Thursday, December 15, 2011

10 Days That Unexpectedly Changed America

Leon Czolgosz assassinates William McKinley
From a farmer's rebellion, to a bloody battle in Maryland, up on through the trial of a school teacher, change in America has often initiated unexpectedly and without foresight. In this program, ten different filmmakers offer their takes, of varying quality, on the days that forever altered the fabric of our being.

1) Massacre at Mystic - May 26, 1637
Having reached an impasse with their land brokering with the Pequot Indians, English settlers backed by Mohican and Narragansett Indians encroached a Pequot settlement in Mystic, Connecticut at night and began to slaughter men, women, and children, wiping out a third of their tribe. The brutal siege would betray colonist/native trusts and set a pattern for white land seizure of Native American lands.
2) Shays' Rebellion: America's First Civil War - January 25, 1787
Under the command of Daniel Shays, hundreds of impoverished Massachusetts farmers stormed the state's debtors courts to prevent further loss of land and liberty. In response, after unable to gain help from an ailing federal government, the state conscripts mercenary army.

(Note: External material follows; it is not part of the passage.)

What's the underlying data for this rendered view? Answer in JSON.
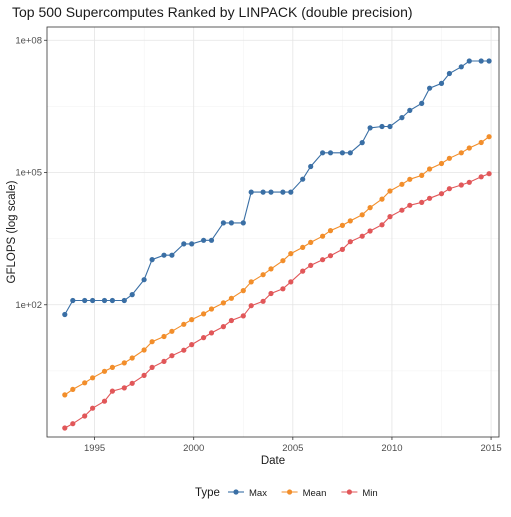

To attain the necessary manpower, Shays and his men decide to storm the Springfield Federal Armory on the red letter day. Although the rebellion was put down, it called for the strengthening of our government, leading to the formation of the Constitution and the Bill of Rights.
3) Gold Rush - January 24, 1848
A gold discovery in California prompted people from all over the world to partake in an arduous journey and descend upon the newly acquired territory. The Gold Rush would lead to the building of the transcontinental railroad and assert the U.S. as a world economic power.
4) Antietam - September 17, 1862
Near Sharpsburg, Maryland, the Battle of Antietam cost 23,000 soldiers on both the North and South their lives, making it the single bloodiest day in American history. The marginal victory for the Union allowed President Lincoln to issue the Emancipation Proclamation. By making the Civil War as war to end slavery, it prevented European countries from intervening on behalf of the Confederacy, and shifted the conflict in favor of the Union.
5) The Homestead Strike - July 6, 1892
Striking workers at Andrew Carnegie's Homestead steel mill just outside of Pittsburgh, PA confronted Pinkerton strikebreakers sent in on the Monongahela River in a bloody standoff. The militia was eventually sent in and the strike put down, which ultimately resulted in the growth of Carnegie's steel empire. The Homestead Strike led to the creation of jobs across America, the industrial and corporate nature of the country, and the growing disparity between ownership and worker.
6) Murder at the Fair: The Assassination of President McKinley - September 6, 1901
At the 1901 Pan-American Exposition in Buffalo, disaffected anarchist Leon Czolgosz shot and killed President William McKinley, putting Vice President Theodore Roosevelt into power and ushering in a progressive reform age, which likely would not have happened had it not been for the assassin's bullet.
7) Scopes: The Battle Over America's Soul - July 21, 1925
In Dayton, Tennessee John T. Scopes was arrested for teaching evolution in his classroom and his "Monkey Trial" soon became the first mass media court case and the trial of the century, as renowned defense attorney Clarence Darrow  and the great orator William Jennings Bryan squared off in a case that showed the divide between religion and science and determined what would be taught in schools for decades to come.
8) Einstein's Letter - July 16, 1939
At the insistence of fellow physicist Leo Szilard and against his better judgement, Albert Einstein sends a letter to President Roosevelt stressing the development of nuclear weapons, which would lead to the Manhattan Project, the dropping of the Atomic Bomb on Hiroshima and Nagasaki, and the permanent alteration of our world.
9) When America Was Rocked - September 9, 1956
Elvis Presley created an unprecedented storm in the mid-50s drawing the love of many adoring fans and the ire of their disapproving parents. His appearance on The Ed Sullivan show legitimized his sexually charged style and black music, which helped change race relations, sexual mores, teen culture, pulp culture, and music forever.
10) Freedom Summer - June 21, 1964
As the civil rights movement began to slowly affect the South, Mississippi held resolutely and often violently to maintain its segregationist way of life. As SNCC and SCLC engaged in Freedom Rides to promote voter registration, the murder of three civil rights workers, two of whom were white, brought Mississippi to the forefront of the national media and led to the passage of the 1965 Voting Rights Act which greatly altered the racial fabric of our country.